1

I'm trying to store a list of variable length arrays in an HDF file with the following procedure:

phn_mfccs = []

# Import wav files
for waveform in files:
    phn_mfcc = mfcc(waveform) # produces a variable length multidim array of the shape (x, 13, 1)              

    # Add MFCC and label to dataset
    # phn_mfccs has dimension (len(files),)
    # phn_mfccs[i] has variable dimension ([# of frames in ith segment] (variable), 13, 1)
    phn_mfccs.append(phn_mfcc) 

dt = h5py.special_dtype(vlen=np.dtype('float64'))
mfccs_out.create_dataset('phn_mfccs', data=phn_mfccs, dtype=dt)

It seems like my datatypes aren't working out though -- instead of each element of the mfccs_out dataset containing a multidimensional array, it contains just a 1D array. e.g. if the first phn_mfcc I append originally has dimension (59,13,1), mfccs_out['phn_mfccs'][0] has dimension (59,). I suspect it is because I'm just using a float64 datatype, and I need something else for an array of arrays? If I don't specify the dataset or try to use dtype='O', though, it spits out an error like "Object dtype 'O' has no native HDF equivalent."

Ideally, what I'd like is for mfccs_out['phn_mfccs'][i] to contain the ith phn_mfcc that I appended to the list phn_mfccs.

Jess
  • 1,515
  • 3
  • 23
  • 32

1 Answers1

0

The essence of your code is:

phn_mfccs = []
<loop several layers>
    phn_mfcc = <some sort of array expanded by one dimension>
    phn_mfccs.append(phn_mfcc) 

At the end of loops phn_mfccs is a list of arrays. I can't tell from the code what the dtype and shape is. Or whether it differs for each element of the list.

I'm not entirely sure what create_dataset does when given a list of arrays. It may wrap it in np.array.

mfccs_out.create_dataset('phn_mfccs', data=phn_mfccs, dtype=dt)

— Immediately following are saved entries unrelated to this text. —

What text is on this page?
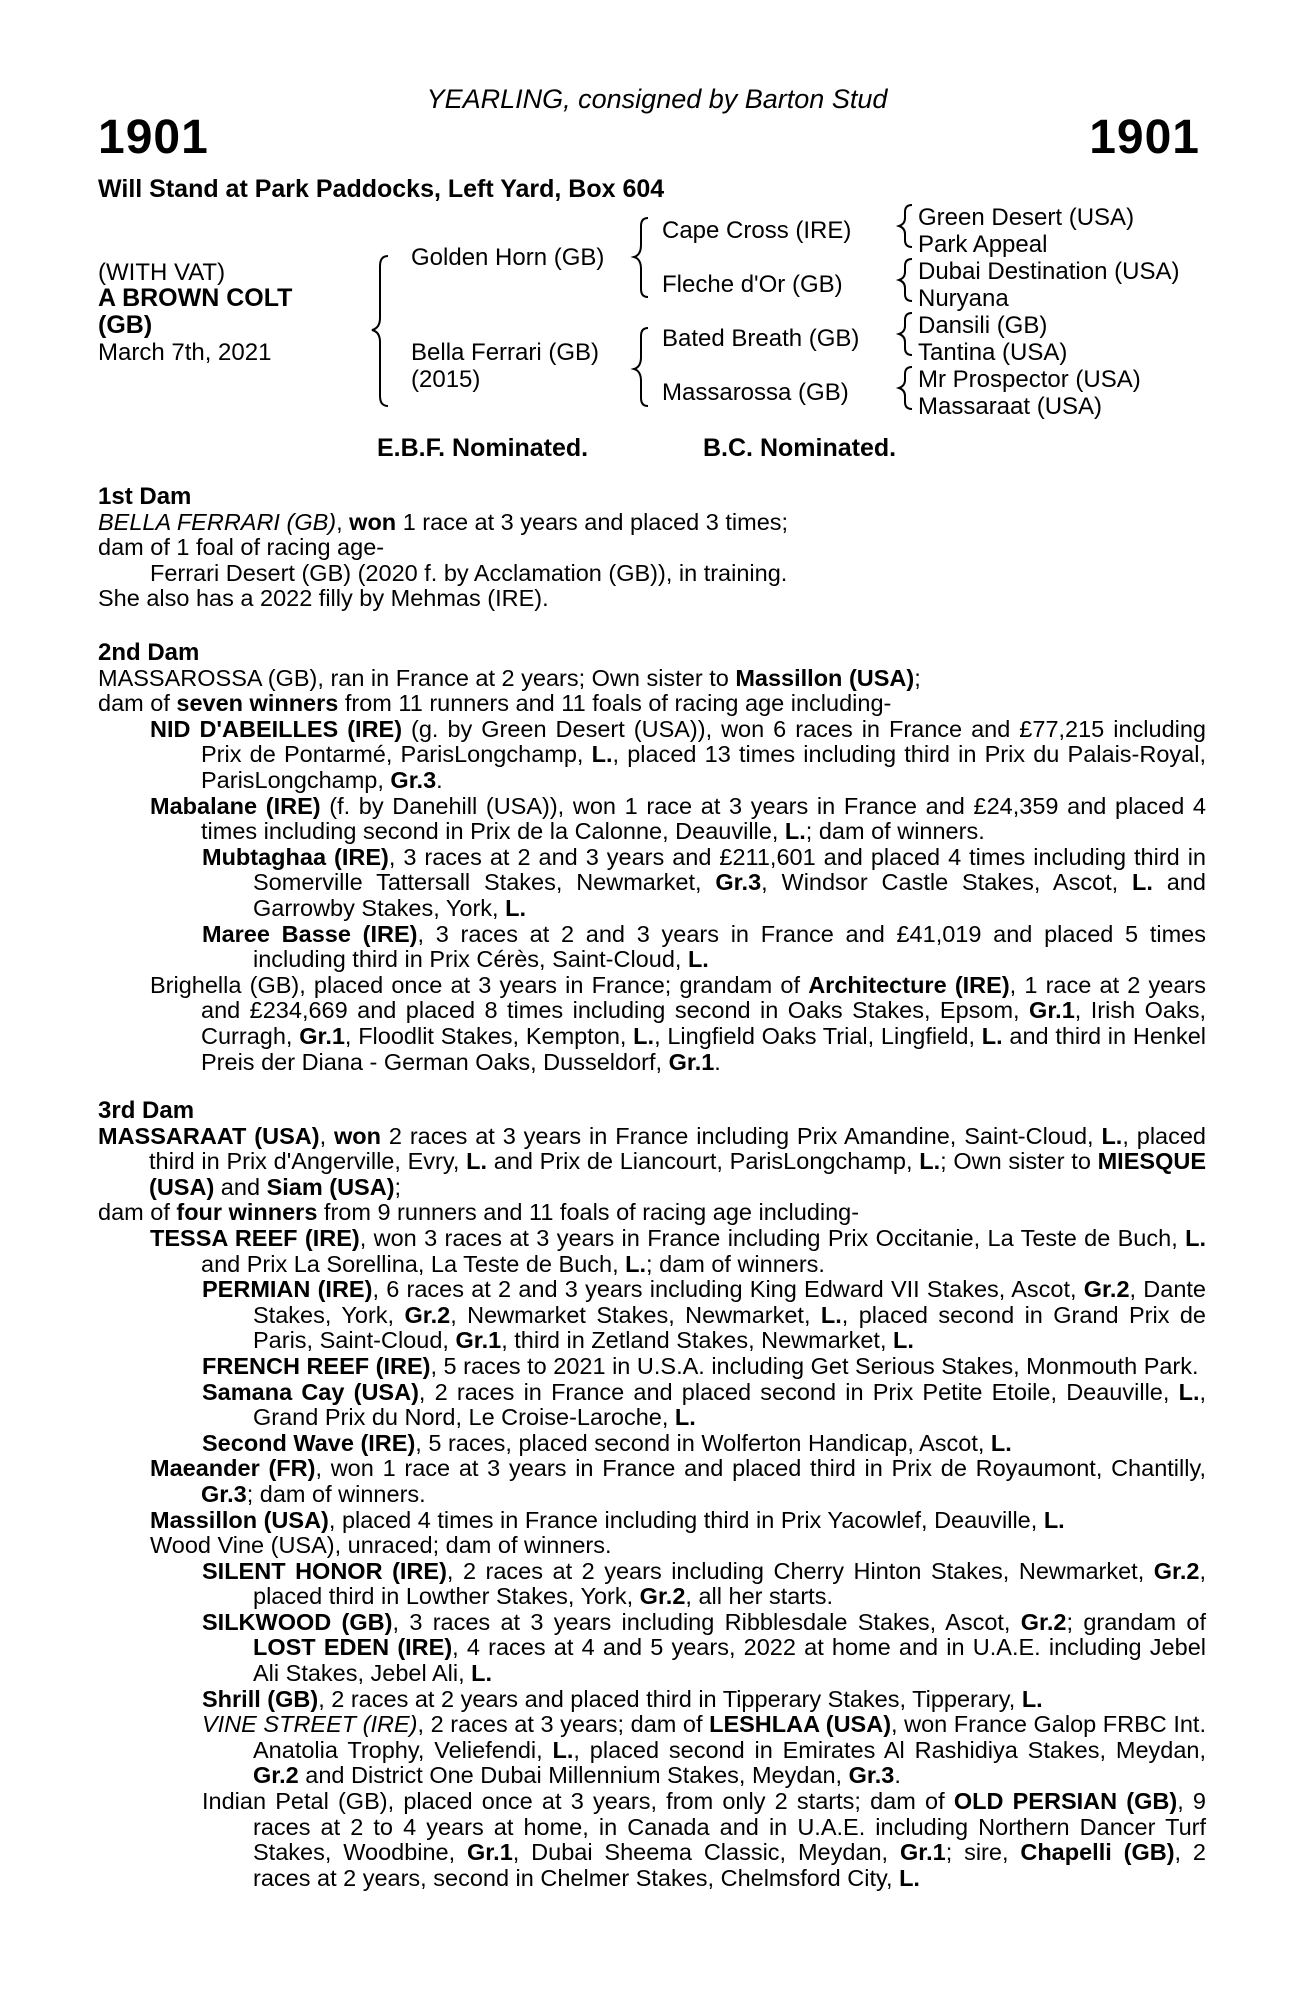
YEARLING, consigned by Barton Stud
1901	1901
Will Stand at Park Paddocks, Left Yard, Box 604
(WITH VAT)
A BROWN COLT
(GB)
March 7th, 2021
Golden Horn (GB)
Bella Ferrari (GB)
(2015)
Cape Cross (IRE)
Fleche d'Or (GB)
Bated Breath (GB)
Massarossa (GB)
Green Desert (USA)
Park Appeal
Dubai Destination (USA)
Nuryana
Dansili (GB)
Tantina (USA)
Mr Prospector (USA)
Massaraat (USA)
E.B.F. Nominated.	B.C. Nominated.

1st Dam

BELLA FERRARI (GB), won 1 race at 3 years and placed 3 times;

dam of 1 foal of racing age-

Ferrari Desert (GB) (2020 f. by Acclamation (GB)), in training.

She also has a 2022 filly by Mehmas (IRE).

2nd Dam

MASSAROSSA (GB), ran in France at 2 years; Own sister to Massillon (USA);

dam of seven winners from 11 runners and 11 foals of racing age including-

NID D'ABEILLES (IRE) (g. by Green Desert (USA)), won 6 races in France and £77,215 including Prix de Pontarmé, ParisLongchamp, L., placed 13 times including third in Prix du Palais-Royal, ParisLongchamp, Gr.3.

Mabalane (IRE) (f. by Danehill (USA)), won 1 race at 3 years in France and £24,359 and placed 4 times including second in Prix de la Calonne, Deauville, L.; dam of winners.

Mubtaghaa (IRE), 3 races at 2 and 3 years and £211,601 and placed 4 times including third in Somerville Tattersall Stakes, Newmarket, Gr.3, Windsor Castle Stakes, Ascot, L. and Garrowby Stakes, York, L.

Maree Basse (IRE), 3 races at 2 and 3 years in France and £41,019 and placed 5 times including third in Prix Cérès, Saint-Cloud, L.

Brighella (GB), placed once at 3 years in France; grandam of Architecture (IRE), 1 race at 2 years and £234,669 and placed 8 times including second in Oaks Stakes, Epsom, Gr.1, Irish Oaks, Curragh, Gr.1, Floodlit Stakes, Kempton, L., Lingfield Oaks Trial, Lingfield, L. and third in Henkel Preis der Diana - German Oaks, Dusseldorf, Gr.1.

3rd Dam

MASSARAAT (USA), won 2 races at 3 years in France including Prix Amandine, Saint-Cloud, L., placed third in Prix d'Angerville, Evry, L. and Prix de Liancourt, ParisLongchamp, L.; Own sister to MIESQUE (USA) and Siam (USA);

dam of four winners from 9 runners and 11 foals of racing age including-

TESSA REEF (IRE), won 3 races at 3 years in France including Prix Occitanie, La Teste de Buch, L. and Prix La Sorellina, La Teste de Buch, L.; dam of winners.

PERMIAN (IRE), 6 races at 2 and 3 years including King Edward VII Stakes, Ascot, Gr.2, Dante Stakes, York, Gr.2, Newmarket Stakes, Newmarket, L., placed second in Grand Prix de Paris, Saint-Cloud, Gr.1, third in Zetland Stakes, Newmarket, L.

FRENCH REEF (IRE), 5 races to 2021 in U.S.A. including Get Serious Stakes, Monmouth Park.

Samana Cay (USA), 2 races in France and placed second in Prix Petite Etoile, Deauville, L., Grand Prix du Nord, Le Croise-Laroche, L.

Second Wave (IRE), 5 races, placed second in Wolferton Handicap, Ascot, L.

Maeander (FR), won 1 race at 3 years in France and placed third in Prix de Royaumont, Chantilly, Gr.3; dam of winners.

Massillon (USA), placed 4 times in France including third in Prix Yacowlef, Deauville, L.

Wood Vine (USA), unraced; dam of winners.

SILENT HONOR (IRE), 2 races at 2 years including Cherry Hinton Stakes, Newmarket, Gr.2, placed third in Lowther Stakes, York, Gr.2, all her starts.

SILKWOOD (GB), 3 races at 3 years including Ribblesdale Stakes, Ascot, Gr.2; grandam of LOST EDEN (IRE), 4 races at 4 and 5 years, 2022 at home and in U.A.E. including Jebel Ali Stakes, Jebel Ali, L.

Shrill (GB), 2 races at 2 years and placed third in Tipperary Stakes, Tipperary, L.

VINE STREET (IRE), 2 races at 3 years; dam of LESHLAA (USA), won France Galop FRBC Int. Anatolia Trophy, Veliefendi, L., placed second in Emirates Al Rashidiya Stakes, Meydan, Gr.2 and District One Dubai Millennium Stakes, Meydan, Gr.3.

Indian Petal (GB), placed once at 3 years, from only 2 starts; dam of OLD PERSIAN (GB), 9 races at 2 to 4 years at home, in Canada and in U.A.E. including Northern Dancer Turf Stakes, Woodbine, Gr.1, Dubai Sheema Classic, Meydan, Gr.1; sire, Chapelli (GB), 2 races at 2 years, second in Chelmer Stakes, Chelmsford City, L.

What does np.array(phn_mfccs) produce? Shape, dtype? If all the elements are arrays of the same shape and dtype it will produce a higher dimensional array. If they differ in shape, it will produce a 1d array with object dtype. Given the error message, I suspect the latter.

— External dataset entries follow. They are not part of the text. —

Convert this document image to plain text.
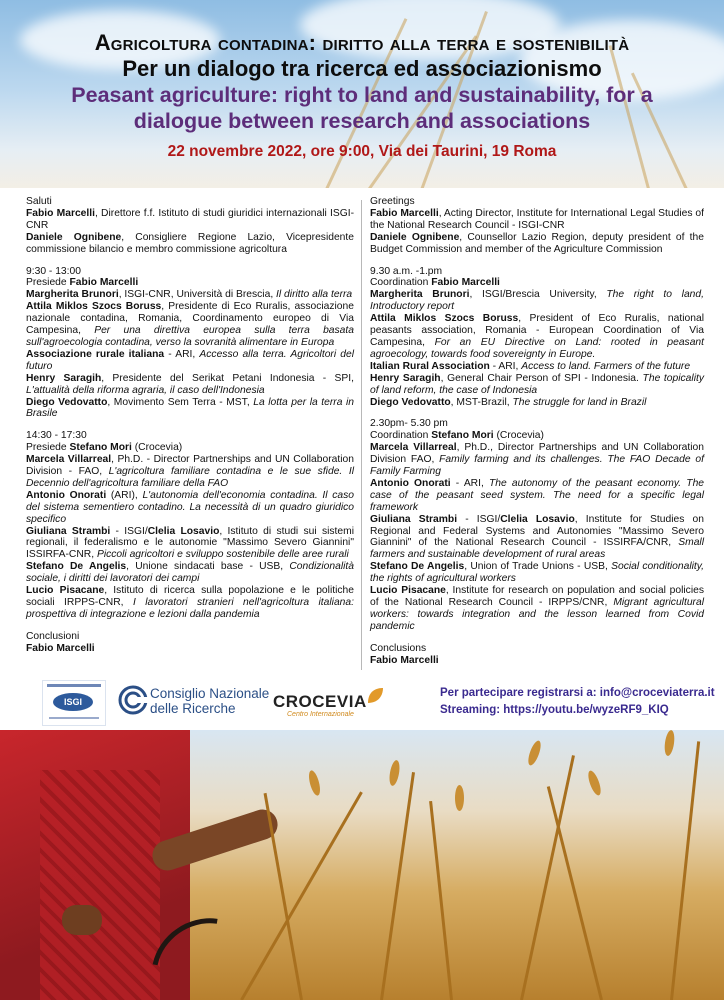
Agricoltura contadina: diritto alla terra e sostenibilità

Per un dialogo tra ricerca ed associazionismo

Peasant agriculture: right to land and sustainability, for a

dialogue between research and associations

22 novembre 2022, ore 9:00, Via dei Taurini, 19 Roma

Saluti

Fabio Marcelli, Direttore f.f. Istituto di studi giuridici internazionali ISGI-CNR

Daniele Ognibene, Consigliere Regione Lazio, Vicepresidente commissione bilancio e membro commissione agricoltura

9:30 - 13:00

Presiede Fabio Marcelli

Margherita Brunori, ISGI-CNR, Università di Brescia, Il diritto alla terra

Attila Miklos Szocs Boruss, Presidente di Eco Ruralis, associazione nazionale contadina, Romania, Coordinamento europeo di Via Campesina, Per una direttiva europea sulla terra basata sull'agroecologia contadina, verso la sovranità alimentare in Europa

Associazione rurale italiana - ARI, Accesso alla terra. Agricoltori del futuro

Henry Saragih, Presidente del Serikat Petani Indonesia - SPI, L'attualità della riforma agraria, il caso dell'Indonesia

Diego Vedovatto, Movimento Sem Terra - MST, La lotta per la terra in Brasile

14:30 - 17:30

Presiede Stefano Mori (Crocevia)

Marcela Villarreal, Ph.D. - Director Partnerships and UN Collaboration Division - FAO, L'agricoltura familiare contadina e le sue sfide. Il Decennio dell'agricoltura familiare della FAO

Antonio Onorati (ARI), L'autonomia dell'economia contadina. Il caso del sistema sementiero contadino. La necessità di un quadro giuridico specifico

Giuliana Strambi - ISGI/Clelia Losavio, Istituto di studi sui sistemi regionali, il federalismo e le autonomie "Massimo Severo Giannini" ISSIRFA-CNR, Piccoli agricoltori e sviluppo sostenibile delle aree rurali

Stefano De Angelis, Unione sindacati base - USB, Condizionalità sociale, i diritti dei lavoratori dei campi

Lucio Pisacane, Istituto di ricerca sulla popolazione e le politiche sociali IRPPS-CNR, I lavoratori stranieri nell'agricoltura italiana: prospettiva di integrazione e lezioni dalla pandemia

Conclusioni

Fabio Marcelli

Greetings

Fabio Marcelli, Acting Director, Institute for International Legal Studies of the National Research Council - ISGI-CNR

Daniele Ognibene, Counsellor Lazio Region, deputy president of the Budget Commission and member of the Agriculture Commission

9.30 a.m. -1.pm

Coordination Fabio Marcelli

Margherita Brunori, ISGI/Brescia University, The right to land, Introductory report

Attila Miklos Szocs Boruss, President of Eco Ruralis, national peasants association, Romania - European Coordination of Via Campesina, For an EU Directive on Land: rooted in peasant agroecology, towards food sovereignty in Europe.

Italian Rural Association - ARI, Access to land. Farmers of the future

Henry Saragih, General Chair Person of SPI - Indonesia. The topicality of land reform, the case of Indonesia

Diego Vedovatto, MST-Brazil, The struggle for land in Brazil

2.30pm- 5.30 pm

Coordination Stefano Mori (Crocevia)

Marcela Villarreal, Ph.D., Director Partnerships and UN Collaboration Division FAO, Family farming and its challenges. The FAO Decade of Family Farming

Antonio Onorati - ARI, The autonomy of the peasant economy. The case of the peasant seed system. The need for a specific legal framework

Giuliana Strambi - ISGI/Clelia Losavio, Institute for Studies on Regional and Federal Systems and Autonomies "Massimo Severo Giannini" of the National Research Council - ISSIRFA/CNR, Small farmers and sustainable development of rural areas

Stefano De Angelis, Union of Trade Unions - USB, Social conditionality, the rights of agricultural workers

Lucio Pisacane, Institute for research on population and social policies of the National Research Council - IRPPS/CNR, Migrant agricultural workers: towards integration and the lesson learned from Covid pandemic

Conclusions

Fabio Marcelli

ISGI
Consiglio Nazionale
delle Ricerche	CROCEVIA
Centro Internazionale
Per partecipare registrarsi a: info@croceviaterra.it
Streaming: https://youtu.be/wyzeRF9_KIQ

I've answered a few vlen questions but haven't worked with it a lot

http://docs.h5py.org/en/latest/special.html

I vaguely recall that the 'ragged' dimension of a h5 array can only be 1d. So a phn_mfccs object array that contains 1d float arrays of varying dimensions might work.

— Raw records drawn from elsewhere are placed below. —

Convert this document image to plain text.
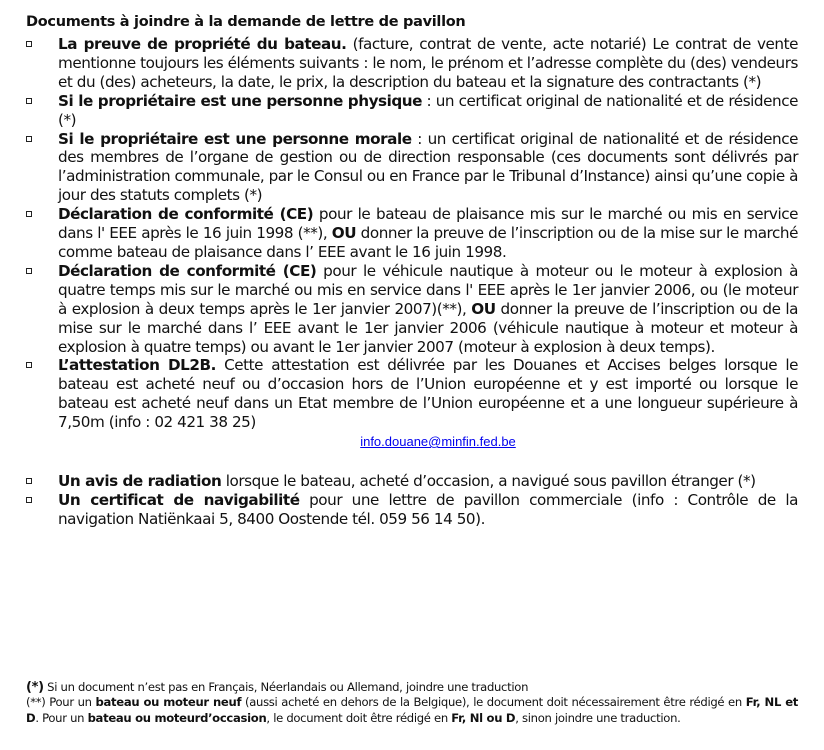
Documents à joindre à la demande de lettre de pavillon
La preuve de propriété du bateau. (facture, contrat de vente, acte notarié) Le contrat de vente mentionne toujours les éléments suivants : le nom, le prénom et l’adresse complète du (des) vendeurs et du (des) acheteurs, la date, le prix, la description du bateau et la signature des contractants (*)
Si le propriétaire est une personne physique : un certificat original de nationalité et de résidence (*)
Si le propriétaire est une personne morale : un certificat original de nationalité et de résidence des membres de l’organe de gestion ou de direction responsable (ces documents sont délivrés par l’administration communale, par le Consul ou en France par le Tribunal d’Instance) ainsi qu’une copie à jour des statuts complets (*)
Déclaration de conformité (CE) pour le bateau de plaisance mis sur le marché ou mis en service dans l' EEE après le 16 juin 1998 (**), OU donner la preuve de l’inscription ou de la mise sur le marché comme bateau de plaisance dans l’ EEE avant le 16 juin 1998.
Déclaration de conformité (CE) pour le véhicule nautique à moteur ou le moteur à explosion à quatre temps mis sur le marché ou mis en service dans l' EEE après le 1er janvier 2006, ou (le moteur à explosion à deux temps après le 1er janvier 2007)(**), OU donner la preuve de l’inscription ou de la mise sur le marché dans l’ EEE avant le 1er janvier 2006 (véhicule nautique à moteur et moteur à explosion à quatre temps) ou avant le 1er janvier 2007 (moteur à explosion à deux temps).
L’attestation DL2B. Cette attestation est délivrée par les Douanes et Accises belges lorsque le bateau est acheté neuf ou d’occasion hors de l’Union européenne et y est importé ou lorsque le bateau est acheté neuf dans un Etat membre de l’Union européenne et a une longueur supérieure à 7,50m (info : 02 421 38 25)
info.douane@minfin.fed.be
Un avis de radiation lorsque le bateau, acheté d’occasion, a navigué sous pavillon étranger (*)
Un certificat de navigabilité pour une lettre de pavillon commerciale (info : Contrôle de la navigation Natiënkaai 5, 8400 Oostende tél. 059 56 14 50).

(*) Si un document n’est pas en Français, Néerlandais ou Allemand, joindre une traduction

(**) Pour un bateau ou moteur neuf (aussi acheté en dehors de la Belgique), le document doit nécessairement être rédigé en Fr, NL et D. Pour un bateau ou moteurd’occasion, le document doit être rédigé en Fr, Nl ou D, sinon joindre une traduction.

I might come up with a simple example. And I suggest you construct a simpler problem that we can copy-n-paste and experiement with. We don't need to know how you read the data from your directory. We just need to understand the content of the array (list) that you are trying to write.

A 2015 post on vlen arrays

Inexplicable behavior when using vlen with h5py

H5PY - How to store many 2D arrays of different dimensions

1d ragged arrays example

In [24]: f = h5py.File('vlen.h5','w')
In [25]: dt = h5py.special_dtype(vlen=np.dtype('float64'))
In [26]: dataset = f.create_dataset('vlen',(4,), dtype=dt)
In [27]: dataset.value
Out[27]: 
array([array([], dtype=float64), array([], dtype=float64),
       array([], dtype=float64), array([], dtype=float64)], dtype=object)
In [28]: for i in range(4):
    ...:     dataset[i]=np.arange(i+3)

In [29]: dataset.value
Out[29]: 
array([array([ 0.,  1.,  2.]), array([ 0.,  1.,  2.,  3.]),
       array([ 0.,  1.,  2.,  3.,  4.]),
       array([ 0.,  1.,  2.,  3.,  4.,  5.])], dtype=object)

If I try to write 2d arrays to dataset I get an error

OSError: Can't prepare for writing data (Src and dest data spaces have different sizes)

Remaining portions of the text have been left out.